Icra's outlook on the industry is positive for medium term, given the potential to expand due to low screen density

Indian Multiplexes


Movie theatre (Photo - PTI)
Movie theatre (Photo - PTI)

Over the last three years, the Indian multiplex industry has grown at approximately 13 per cent CAGR in terms of operating screens and 14 per cent CAGR in terms of revenue. The silver lining though is the healthy growth of food and beverages (F&B) and advertisement segments which have grown at a faster pace of 21 per cent CAGR.

According to Vice President and Sector Head, Mr Shubham Jain, "The non-exhibition segments - F&B and advertisement - have given a strong push to the overall revenues of a multiplex, a trend which is expected to continue in the near term, given the enormous potential of these segments.

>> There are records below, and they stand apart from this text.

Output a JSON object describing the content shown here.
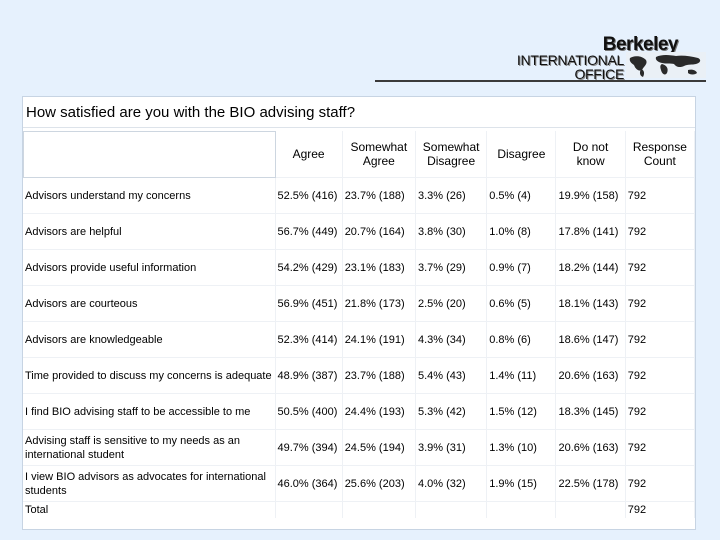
{
  "logo": {
    "name": "Berkeley",
    "line1": "INTERNATIONAL",
    "line2": "OFFICE"
  },
  "survey": {
    "question": "How satisfied are you with the BIO advising staff?",
    "headers": [
      "Agree",
      "Somewhat Agree",
      "Somewhat Disagree",
      "Disagree",
      "Do not know",
      "Response Count"
    ],
    "rows": [
      {
        "label": "Advisors understand my concerns",
        "agree": "52.5% (416)",
        "somewhat_agree": "23.7% (188)",
        "somewhat_disagree": "3.3% (26)",
        "disagree": "0.5% (4)",
        "do_not_know": "19.9% (158)",
        "count": "792"
      },
      {
        "label": "Advisors are helpful",
        "agree": "56.7% (449)",
        "somewhat_agree": "20.7% (164)",
        "somewhat_disagree": "3.8% (30)",
        "disagree": "1.0% (8)",
        "do_not_know": "17.8% (141)",
        "count": "792"
      },
      {
        "label": "Advisors provide useful information",
        "agree": "54.2% (429)",
        "somewhat_agree": "23.1% (183)",
        "somewhat_disagree": "3.7% (29)",
        "disagree": "0.9% (7)",
        "do_not_know": "18.2% (144)",
        "count": "792"
      },
      {
        "label": "Advisors are courteous",
        "agree": "56.9% (451)",
        "somewhat_agree": "21.8% (173)",
        "somewhat_disagree": "2.5% (20)",
        "disagree": "0.6% (5)",
        "do_not_know": "18.1% (143)",
        "count": "792"
      },
      {
        "label": "Advisors are knowledgeable",
        "agree": "52.3% (414)",
        "somewhat_agree": "24.1% (191)",
        "somewhat_disagree": "4.3% (34)",
        "disagree": "0.8% (6)",
        "do_not_know": "18.6% (147)",
        "count": "792"
      },
      {
        "label": "Time provided to discuss my concerns is adequate",
        "agree": "48.9% (387)",
        "somewhat_agree": "23.7% (188)",
        "somewhat_disagree": "5.4% (43)",
        "disagree": "1.4% (11)",
        "do_not_know": "20.6% (163)",
        "count": "792"
      },
      {
        "label": "I find BIO advising staff to be accessible to me",
        "agree": "50.5% (400)",
        "somewhat_agree": "24.4% (193)",
        "somewhat_disagree": "5.3% (42)",
        "disagree": "1.5% (12)",
        "do_not_know": "18.3% (145)",
        "count": "792"
      },
      {
        "label": "Advising staff is sensitive to my needs as an international student",
        "agree": "49.7% (394)",
        "somewhat_agree": "24.5% (194)",
        "somewhat_disagree": "3.9% (31)",
        "disagree": "1.3% (10)",
        "do_not_know": "20.6% (163)",
        "count": "792"
      },
      {
        "label": "I view BIO advisors as advocates for international students",
        "agree": "46.0% (364)",
        "somewhat_agree": "25.6% (203)",
        "somewhat_disagree": "4.0% (32)",
        "disagree": "1.9% (15)",
        "do_not_know": "22.5% (178)",
        "count": "792"
      }
    ],
    "total": {
      "label": "Total",
      "count": "792"
    }
  }
}
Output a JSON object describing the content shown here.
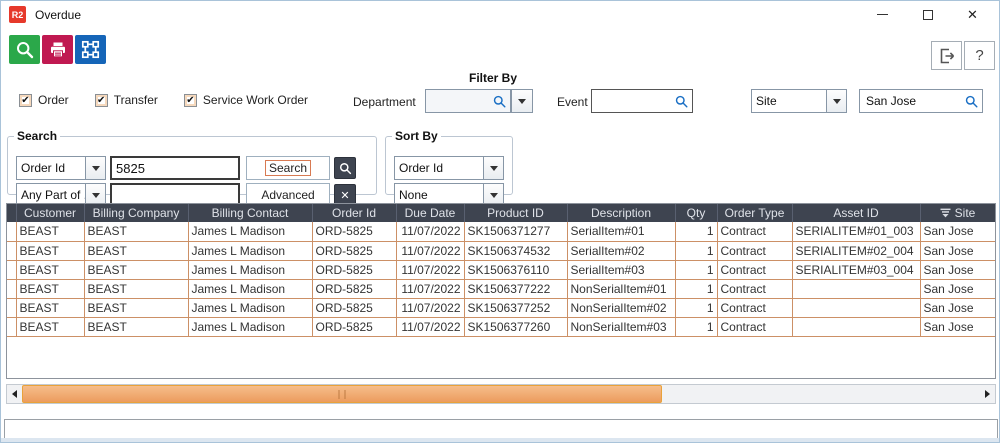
{
  "window": {
    "title": "Overdue",
    "logo_text": "R2",
    "controls": {
      "minimize": "minimize",
      "maximize": "maximize",
      "close": "close"
    }
  },
  "toolbar": {
    "buttons": [
      {
        "name": "search",
        "icon": "magnifier-icon",
        "color": "#2ba84a"
      },
      {
        "name": "print",
        "icon": "printer-icon",
        "color": "#c01951"
      },
      {
        "name": "workflow",
        "icon": "org-chart-icon",
        "color": "#1565b8"
      }
    ],
    "exit_icon": "exit-door-arrow-icon",
    "help_label": "?"
  },
  "filter_bar": {
    "filter_by_label": "Filter By",
    "checkboxes": [
      {
        "label": "Order",
        "checked": true
      },
      {
        "label": "Transfer",
        "checked": true
      },
      {
        "label": "Service Work Order",
        "checked": true
      }
    ],
    "department_label": "Department",
    "department_value": "",
    "event_label": "Event",
    "event_value": "",
    "site_dropdown_value": "Site",
    "site_search_value": "San Jose"
  },
  "search_box": {
    "legend": "Search",
    "field1_selector": "Order Id",
    "field1_value": "5825",
    "search_button": "Search",
    "field2_selector": "Any Part of ...",
    "field2_value": "",
    "advanced_button": "Advanced",
    "clear_icon": "x-icon",
    "find_icon": "magnifier-icon"
  },
  "sort_box": {
    "legend": "Sort By",
    "primary": "Order Id",
    "secondary": "None"
  },
  "table": {
    "columns": [
      {
        "label": "Customer",
        "align": "l"
      },
      {
        "label": "Billing Company",
        "align": "l"
      },
      {
        "label": "Billing Contact",
        "align": "l"
      },
      {
        "label": "Order Id",
        "align": "l"
      },
      {
        "label": "Due Date",
        "align": "r"
      },
      {
        "label": "Product ID",
        "align": "l"
      },
      {
        "label": "Description",
        "align": "l"
      },
      {
        "label": "Qty",
        "align": "r"
      },
      {
        "label": "Order Type",
        "align": "l"
      },
      {
        "label": "Asset ID",
        "align": "l"
      },
      {
        "label": "Site",
        "align": "l",
        "sort_icon": "sort-descending-icon"
      }
    ],
    "rows": [
      [
        "BEAST",
        "BEAST",
        "James L Madison",
        "ORD-5825",
        "11/07/2022",
        "SK1506371277",
        "SerialItem#01",
        "1",
        "Contract",
        "SERIALITEM#01_003",
        "San Jose"
      ],
      [
        "BEAST",
        "BEAST",
        "James L Madison",
        "ORD-5825",
        "11/07/2022",
        "SK1506374532",
        "SerialItem#02",
        "1",
        "Contract",
        "SERIALITEM#02_004",
        "San Jose"
      ],
      [
        "BEAST",
        "BEAST",
        "James L Madison",
        "ORD-5825",
        "11/07/2022",
        "SK1506376110",
        "SerialItem#03",
        "1",
        "Contract",
        "SERIALITEM#03_004",
        "San Jose"
      ],
      [
        "BEAST",
        "BEAST",
        "James L Madison",
        "ORD-5825",
        "11/07/2022",
        "SK1506377222",
        "NonSerialItem#01",
        "1",
        "Contract",
        "",
        "San Jose"
      ],
      [
        "BEAST",
        "BEAST",
        "James L Madison",
        "ORD-5825",
        "11/07/2022",
        "SK1506377252",
        "NonSerialItem#02",
        "1",
        "Contract",
        "",
        "San Jose"
      ],
      [
        "BEAST",
        "BEAST",
        "James L Madison",
        "ORD-5825",
        "11/07/2022",
        "SK1506377260",
        "NonSerialItem#03",
        "1",
        "Contract",
        "",
        "San Jose"
      ]
    ]
  },
  "colors": {
    "table_header_bg": "#3e4450",
    "grid_line": "#cc9066",
    "scroll_thumb": "#f2a96e",
    "scroll_thumb_border": "#e9a23a",
    "toolbar_green": "#2ba84a",
    "toolbar_crimson": "#c01951",
    "toolbar_blue": "#1565b8",
    "logo_red": "#e6392b",
    "field_icon_blue": "#1a6fc4"
  }
}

Through the use of differential offerings with the help of the latest technologies and diversified food options, the multiplex players are striving to improve their average realisations per footfall."

With the recent implementation of the Goods and Services Tax (GST) in the multiplex industry, the state level entertainment tax has been subsumed with a more standard taxation structure, which will benefit the multiplex industry with the availability of input tax credit.

However, with a view to push revenues per footfall, the Indian multiplex players have resorted to differential and customised offerings to provide the customers with a better movie viewing experience. They have been innovative in opening up of IMAX screens, luxury lounges, kids' auditorium and on-demand theatre services. With the inclusion of interactive food ordering kiosks and regional gourmet options, the multiplexes are striving to improve their F&B revenues. A lower F&B spend per head to average ticket price ratio at the as compared to their global peers leave room for to further capitalise on this segment. Further, advertisement revenues have also witnessed a steady growth in the last three years and provide support to the multiplexes in times of volatile occupancy levels.

As for the single screen theatres, though they still occupy a greater share of the film exhibition market, these have been shutting shop due to the contemporary offerings of the multiplexes, which leave room for the multiplex players to improve their market share.

"Going forward, Icra's outlook on the Indian multiplex industry is a "positive" for the medium term, given the potential to expand due to low screen density, an efficient taxation structure, differential offerings and steady growth in the F&B and advertisement segments. Overall, we expect the credit profile of the multiplex players to remain healthy on account of the continuing consolidation, increasing penetration of multiplexes and limited debt-funded growth plans." added Mr Jain.